Переживая прошлое (СИ) - Косачев Александр Викторович (читаем книги бесплатно .txt) 📗
– Эй, – произнесла Арина, щелкая пальцами, – ты уставился на мою грудь!
– Ой, извини, задумался, – ответил я, внушая себе, что она моя дочь, нельзя даже думать о ней. Я понимал, что мысли – предвестники действий, и поэтому купировал себя на ранней стадии патогенеза.
– Тебе нужно отдохнуть, ты ведь не отдыхал уже очень долго.
– Меня некому подменить, – ответил я, отводя взгляд от Арины, чтобы случайно не начать думать о том, как я к ней прикасаюсь.
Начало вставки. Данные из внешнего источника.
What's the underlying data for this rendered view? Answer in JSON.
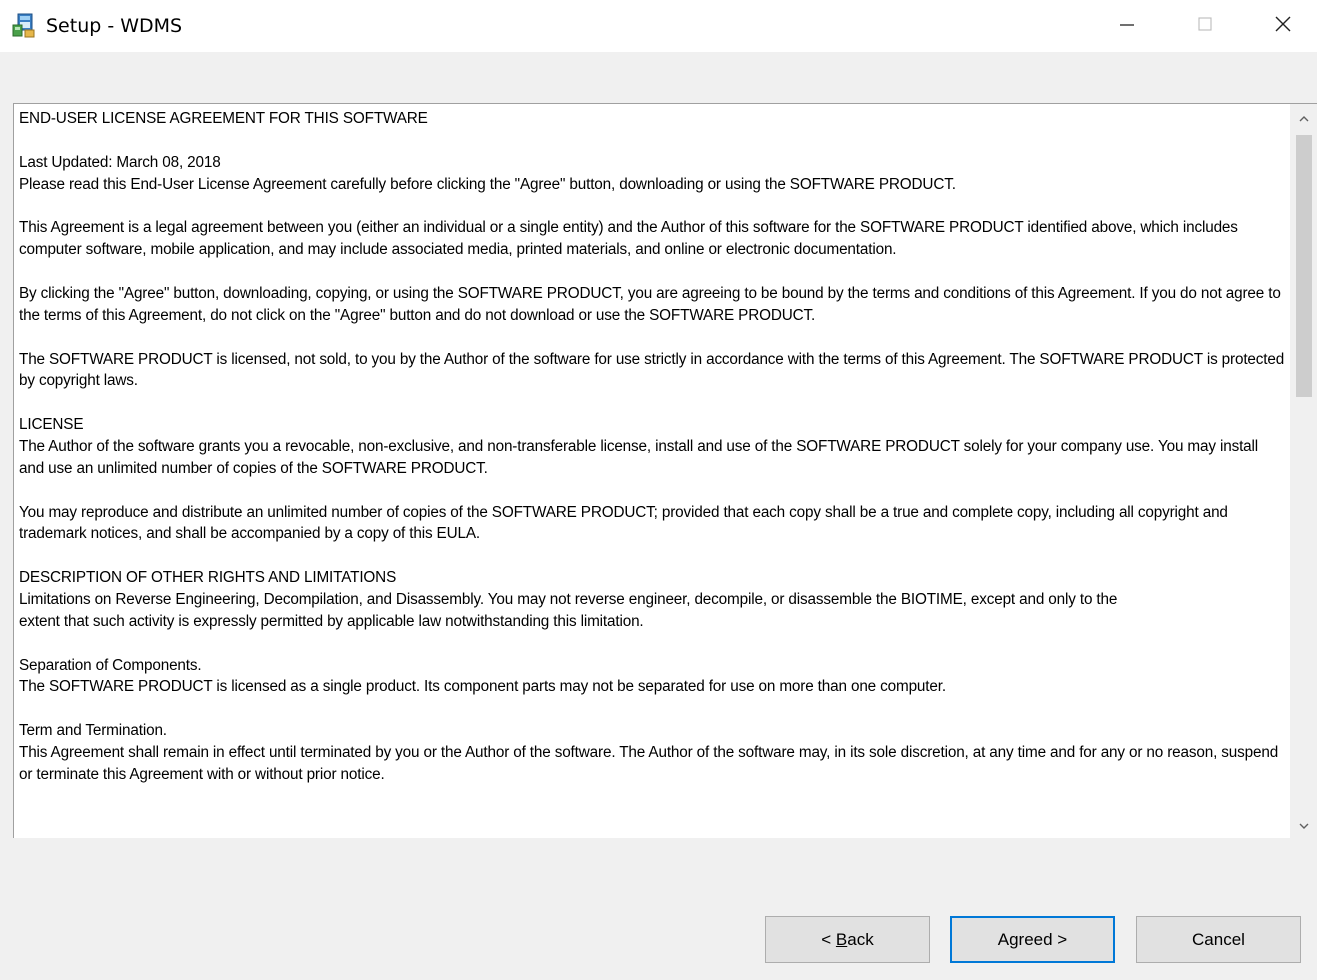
{
  "window": {
    "title": "Setup - WDMS",
    "icon": "installer-icon",
    "controls": {
      "minimize_icon": "minimize-icon",
      "maximize_icon": "maximize-icon",
      "close_icon": "close-icon"
    }
  },
  "license": {
    "paragraphs": [
      "END-USER LICENSE AGREEMENT FOR THIS SOFTWARE",
      "Last Updated: March 08, 2018\nPlease read this End-User License Agreement carefully before clicking the \"Agree\" button, downloading or using the SOFTWARE PRODUCT.",
      "This Agreement is a legal agreement between you (either an individual or a single entity) and the Author of this software for the SOFTWARE PRODUCT identified above, which includes computer software, mobile application, and may include associated media, printed materials, and online or electronic documentation.",
      "By clicking the \"Agree\" button, downloading, copying, or using the SOFTWARE PRODUCT, you are agreeing to be bound by the terms and conditions of this Agreement. If you do not agree to the terms of this Agreement, do not click on the \"Agree\" button and do not download or use the SOFTWARE PRODUCT.",
      "The SOFTWARE PRODUCT is licensed, not sold, to you by the Author of the software for use strictly in accordance with the terms of this Agreement. The SOFTWARE PRODUCT is protected by copyright laws.",
      "LICENSE\nThe Author of the software grants you a revocable, non-exclusive, and non-transferable license,  install and use of the SOFTWARE PRODUCT solely for your company use. You may install and use an unlimited number of copies of the SOFTWARE PRODUCT.",
      "You may reproduce and distribute an unlimited number of copies of the SOFTWARE PRODUCT; provided that each copy shall be a true and complete copy, including all copyright and trademark notices, and shall be accompanied by a copy of this EULA.",
      "DESCRIPTION OF OTHER RIGHTS AND LIMITATIONS\nLimitations on Reverse Engineering, Decompilation, and Disassembly. You may not reverse engineer, decompile, or disassemble the BIOTIME, except and only to the\nextent that such activity is expressly permitted by applicable law notwithstanding this limitation.",
      "Separation of Components.\nThe SOFTWARE PRODUCT is licensed as a single product. Its component parts may not be separated for use on more than one computer.",
      "Term and Termination.\nThis Agreement shall remain in effect until terminated by you or the Author of the software. The Author of the software may, in its sole discretion, at any time and for any or no reason, suspend or terminate this Agreement with or without prior notice."
    ]
  },
  "buttons": {
    "back_pre": "< ",
    "back_accel": "B",
    "back_post": "ack",
    "agreed": "Agreed >",
    "cancel": "Cancel"
  }
}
– Ты лучше о себе подумай. Никуда не денутся твои пациенты. Все, что они видят – это белые стены, кровать, туалет и столовка.
– Они выходят на прогулку.
– О, да! Свобода!
– Ты не хуже меня знаешь, что им тут безопаснее, – ответил я.
– Запирать человека в клетку, но от кого? Пора признать, что мы стремимся спрятать инакомыслящих людей, чтобы они не напоминали нам о том, что наша система ценностей больна. Существование законов говорит о несостоятельности системы. Существование психиатрических больниц – о том, что сами ценности изначально порочны. Нас воспитывают больными и уводят к аморфным целям, чтобы лишить всего. Эпоха средневековья в 21 веке не может быть здоровой только потому, что у нас нет желания пробовать новое! Мы его боимся! Нас воспитали в страхе! Не послушаешься родителей – получишь ремня. Для ребенка это очень веский довод не исследовать мир!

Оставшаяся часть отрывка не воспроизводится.